The poetry comes in the second half of the copy, where we learn that Castalie has been created as an alternative to the bottled waters that are transported for kilometres before reaching your table … Castalie is produced ‘on demand’ and served still or sparkling (with the addition of a little CO2) to make it ‘well and truly a water from here and of today’.

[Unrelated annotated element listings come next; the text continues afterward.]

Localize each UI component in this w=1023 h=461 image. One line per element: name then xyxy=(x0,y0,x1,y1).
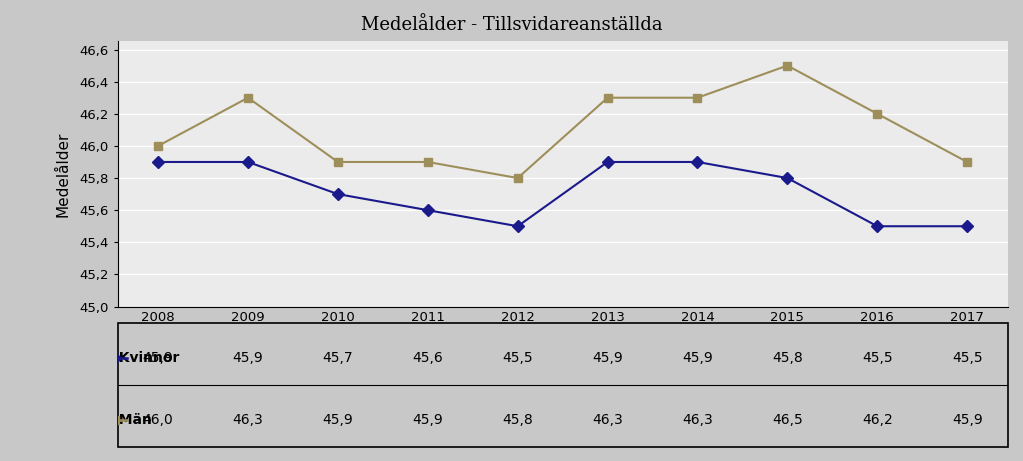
Text: 46,2: 46,2 xyxy=(862,413,893,427)
Text: 46,0: 46,0 xyxy=(143,413,174,427)
Text: 45,9: 45,9 xyxy=(412,413,443,427)
Text: 45,6: 45,6 xyxy=(412,350,443,365)
Text: 45,9: 45,9 xyxy=(682,350,713,365)
Text: 45,5: 45,5 xyxy=(862,350,893,365)
Text: 45,8: 45,8 xyxy=(502,413,533,427)
Text: Medelålder - Tillsvidareanställda: Medelålder - Tillsvidareanställda xyxy=(361,16,662,34)
Text: 45,9: 45,9 xyxy=(232,350,263,365)
Text: Män: Män xyxy=(108,413,151,427)
Text: 46,5: 46,5 xyxy=(772,413,803,427)
Text: 45,9: 45,9 xyxy=(143,350,174,365)
Text: Kvinnor: Kvinnor xyxy=(108,350,179,365)
Text: 45,5: 45,5 xyxy=(502,350,533,365)
Text: 45,7: 45,7 xyxy=(322,350,353,365)
Text: 46,3: 46,3 xyxy=(682,413,713,427)
Y-axis label: Medelålder: Medelålder xyxy=(56,131,71,217)
Text: 45,9: 45,9 xyxy=(322,413,353,427)
Text: 46,3: 46,3 xyxy=(232,413,263,427)
Text: 45,9: 45,9 xyxy=(951,413,982,427)
Text: 45,5: 45,5 xyxy=(951,350,982,365)
Text: 45,8: 45,8 xyxy=(772,350,803,365)
Text: 45,9: 45,9 xyxy=(592,350,623,365)
Text: 46,3: 46,3 xyxy=(592,413,623,427)
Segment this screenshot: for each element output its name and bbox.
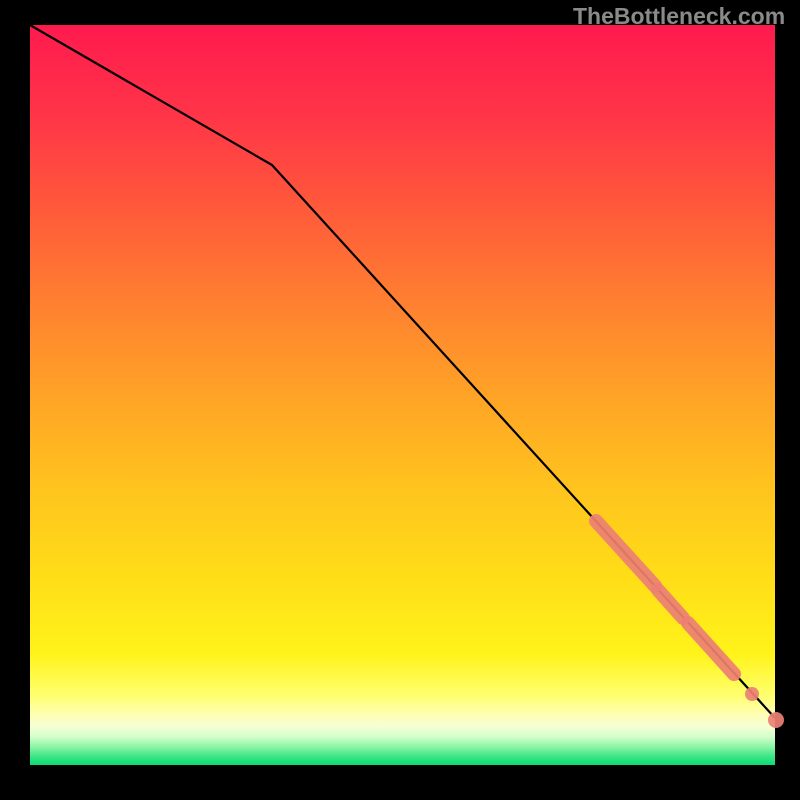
watermark-text: TheBottleneck.com xyxy=(573,3,785,30)
marker-dot xyxy=(745,687,759,701)
chart-container: TheBottleneck.com xyxy=(0,0,800,800)
marker-dot xyxy=(768,712,784,728)
chart-svg xyxy=(0,0,800,800)
plot-background xyxy=(30,25,775,765)
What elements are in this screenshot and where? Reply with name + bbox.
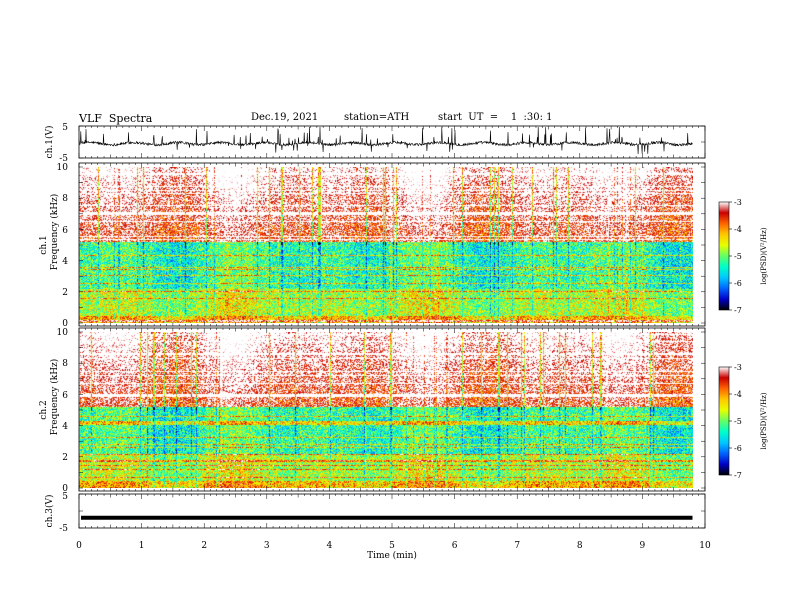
ch1-freq-tick-2: 2 [62,288,68,298]
header-date: Dec.19, 2021 [251,112,319,123]
colorbar-ch1-tick-m3: -3 [734,198,742,207]
colorbar-ch2-tick-m3: -3 [734,363,742,372]
ch1-channel-label: ch.1 [39,235,49,254]
ch3-ylabel: ch.3(V) [44,495,55,528]
time-tick-2: 2 [201,541,207,551]
ch1-ytick-bottom: -5 [59,154,68,164]
time-tick-10: 10 [699,541,711,551]
ch1-spectrogram-image [79,167,693,323]
colorbar-ch1-bar [718,201,730,311]
ch1-waveform-line [78,126,693,155]
ch2-channel-label: ch.2 [39,400,49,419]
ch1-freq-tick-6: 6 [62,226,68,236]
colorbar-ch1-tick-m6: -6 [734,279,742,288]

This isn’t the first time I’ve come across these types of instant bottled waters – several offices I’ve visited have had the same thing, usually in frosted flip-cap bottles that have seemed a bit grubby from lots of re-use – but it is the first time I’ve seen a high-end restaurant take a position against bottled mineral water to offer this kind of alternative. It takes a lot to turn your back on the massive margins that can come from serving super-premium mineral waters and to re-educate your consumers, so it’s a brave choice for the restaurants who’ve already chosen Castalie … a small disruption towards a more sustainable future, but a positive one nonetheless.